Bir şeye dayanarak veya bir kimsenin tutması ile de, yerde oturamayan hasta, sırt üstü yatarak kılar. Ayaklarını kıbleye uzatır. Başı altına yastık koyar. Yüzü kıbleye karşı olur. Veya kıbleye karşı sağ veya sol yanı üzerine yatar. Rüku ve secdeleri, başı ile ima eder. Böyle de ima edemeyen aklı başında bir hasta, bir günden çok namazını kılamazsa, hiçbirini kaza etmez. Semavi bir sebep ile, yani elinde olmayarak, mesela hastalık ile veya baygın yahut secde, rekat sayılarını unutacak kadar dalgın olarak, beşten fazla namazını kılamayan da böyledir. Alkollü içkiler veya ilaç alarak böyle baygın, dalgın olanın, kılamadığı namazlarının adedi birkaç günlük olsa da, hepsini kaza etmesi lazımdır.

Hastanın yatakta veya sandalyede, ayaklarını sarkıtarak oturup, ima ile kılması caiz değildir. Hasta, yerde veya uzunluğu kıble istikametinde olan bir çekyat üstünde, kıbleye karşı oturarak kılar. Yere oturunca kalkamazsa, sandalye, koltuk veya yatak üzerine oturur, ayaklarını bir sehpanın üstüne koyarak ima ile kılar. Felçli olup sandalyesinden inip binemeyen de, mümkünse ayaklarını sehpaya koyar veya koydurur. Buna da imkan yoksa, zaruretten dolayı kendi sandalyesinde kılması caiz olur.
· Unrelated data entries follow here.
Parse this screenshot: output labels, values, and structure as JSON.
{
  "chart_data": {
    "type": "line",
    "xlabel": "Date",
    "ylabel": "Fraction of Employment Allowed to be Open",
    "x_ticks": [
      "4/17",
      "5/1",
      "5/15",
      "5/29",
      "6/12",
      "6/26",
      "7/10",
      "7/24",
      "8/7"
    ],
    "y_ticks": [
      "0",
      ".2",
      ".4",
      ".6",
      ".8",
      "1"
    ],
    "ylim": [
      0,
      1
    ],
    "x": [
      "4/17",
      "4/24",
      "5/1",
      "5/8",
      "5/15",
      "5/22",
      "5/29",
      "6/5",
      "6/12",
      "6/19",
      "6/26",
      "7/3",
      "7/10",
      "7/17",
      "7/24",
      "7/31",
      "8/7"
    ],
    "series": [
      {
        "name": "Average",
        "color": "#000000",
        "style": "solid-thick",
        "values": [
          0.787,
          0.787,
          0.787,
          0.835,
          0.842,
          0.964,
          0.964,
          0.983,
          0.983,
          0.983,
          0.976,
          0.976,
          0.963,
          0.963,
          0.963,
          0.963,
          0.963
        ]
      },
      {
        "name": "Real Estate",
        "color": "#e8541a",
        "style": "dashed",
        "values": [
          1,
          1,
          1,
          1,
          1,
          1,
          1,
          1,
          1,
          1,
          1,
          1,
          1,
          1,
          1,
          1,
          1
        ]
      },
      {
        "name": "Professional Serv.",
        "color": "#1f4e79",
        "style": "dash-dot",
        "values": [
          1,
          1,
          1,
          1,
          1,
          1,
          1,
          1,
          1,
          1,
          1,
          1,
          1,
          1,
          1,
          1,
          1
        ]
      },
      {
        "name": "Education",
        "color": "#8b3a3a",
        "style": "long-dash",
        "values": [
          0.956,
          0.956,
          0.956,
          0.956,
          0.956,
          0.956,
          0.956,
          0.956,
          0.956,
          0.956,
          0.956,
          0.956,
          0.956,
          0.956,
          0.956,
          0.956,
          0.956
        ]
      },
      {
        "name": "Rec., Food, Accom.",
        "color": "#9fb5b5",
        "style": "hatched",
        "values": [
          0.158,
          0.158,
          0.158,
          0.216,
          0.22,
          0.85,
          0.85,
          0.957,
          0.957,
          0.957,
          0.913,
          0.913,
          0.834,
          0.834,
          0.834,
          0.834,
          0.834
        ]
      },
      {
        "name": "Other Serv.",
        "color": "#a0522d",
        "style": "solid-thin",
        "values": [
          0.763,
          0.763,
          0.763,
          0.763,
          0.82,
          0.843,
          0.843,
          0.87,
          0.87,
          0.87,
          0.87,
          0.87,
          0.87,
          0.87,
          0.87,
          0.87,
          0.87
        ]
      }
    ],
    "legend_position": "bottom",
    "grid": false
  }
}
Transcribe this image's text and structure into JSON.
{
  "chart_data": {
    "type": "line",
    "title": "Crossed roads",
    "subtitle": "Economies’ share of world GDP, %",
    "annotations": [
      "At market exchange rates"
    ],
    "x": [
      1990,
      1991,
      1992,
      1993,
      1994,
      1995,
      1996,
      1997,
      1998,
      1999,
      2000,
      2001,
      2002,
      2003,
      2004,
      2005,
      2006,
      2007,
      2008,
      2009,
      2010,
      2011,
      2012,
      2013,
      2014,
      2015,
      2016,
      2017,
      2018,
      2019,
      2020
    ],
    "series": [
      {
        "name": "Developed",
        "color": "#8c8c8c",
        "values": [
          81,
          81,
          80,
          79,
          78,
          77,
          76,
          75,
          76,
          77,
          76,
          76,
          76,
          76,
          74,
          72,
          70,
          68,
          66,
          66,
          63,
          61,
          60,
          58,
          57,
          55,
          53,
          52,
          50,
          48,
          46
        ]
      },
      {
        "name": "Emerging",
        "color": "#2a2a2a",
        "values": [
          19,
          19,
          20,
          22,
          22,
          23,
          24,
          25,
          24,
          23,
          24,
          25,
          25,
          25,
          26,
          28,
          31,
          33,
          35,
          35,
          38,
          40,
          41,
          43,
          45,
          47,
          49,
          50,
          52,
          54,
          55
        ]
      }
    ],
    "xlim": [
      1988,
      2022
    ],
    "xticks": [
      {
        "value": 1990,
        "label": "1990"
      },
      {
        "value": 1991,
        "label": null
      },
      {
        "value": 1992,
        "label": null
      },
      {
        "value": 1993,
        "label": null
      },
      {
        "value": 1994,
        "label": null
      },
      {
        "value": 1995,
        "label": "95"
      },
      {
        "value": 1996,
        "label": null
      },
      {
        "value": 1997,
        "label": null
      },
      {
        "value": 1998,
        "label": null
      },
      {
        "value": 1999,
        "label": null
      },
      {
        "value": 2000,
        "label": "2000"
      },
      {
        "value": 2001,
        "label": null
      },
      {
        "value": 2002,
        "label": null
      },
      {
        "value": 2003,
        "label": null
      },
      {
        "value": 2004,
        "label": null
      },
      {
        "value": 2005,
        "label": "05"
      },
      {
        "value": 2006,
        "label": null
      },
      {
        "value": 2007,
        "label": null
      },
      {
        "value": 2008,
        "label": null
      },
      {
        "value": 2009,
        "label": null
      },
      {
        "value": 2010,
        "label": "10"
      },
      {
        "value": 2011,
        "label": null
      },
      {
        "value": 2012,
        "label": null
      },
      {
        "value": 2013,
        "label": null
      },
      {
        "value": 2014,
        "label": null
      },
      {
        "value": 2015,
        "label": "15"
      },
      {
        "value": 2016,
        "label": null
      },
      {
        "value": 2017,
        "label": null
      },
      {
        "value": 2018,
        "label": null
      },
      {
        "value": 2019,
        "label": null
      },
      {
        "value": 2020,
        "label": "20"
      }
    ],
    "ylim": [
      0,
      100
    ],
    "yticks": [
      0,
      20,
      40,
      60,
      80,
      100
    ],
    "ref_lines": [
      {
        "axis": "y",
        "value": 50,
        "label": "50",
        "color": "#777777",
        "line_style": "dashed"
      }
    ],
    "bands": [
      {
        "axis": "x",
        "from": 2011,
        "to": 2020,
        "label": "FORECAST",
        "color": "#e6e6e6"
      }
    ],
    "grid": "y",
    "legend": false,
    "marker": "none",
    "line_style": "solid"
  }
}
Sual: Bacaklarını bükemeyen hastalar sandalyede namaz kılamıyor. Bu hasta oturup kalkamıyorsa veya felçli ise ne olacak? Tekerlekli sandalyesinde kılamaz mı?
CEVAP
Ayaklarını bükemeyen hasta, yatağının içinde, ayaklarını kıbleye karşı uzatarak ima ile kılabilir. Divanda, somyada veya yatakta böyle oturarak kılar. Koltuğa oturursa ayaklarını sehpaya veya başka bir koltuğa koyarak kılabilir. Bunları da yapamayan hasta yatarak ima ile kılar.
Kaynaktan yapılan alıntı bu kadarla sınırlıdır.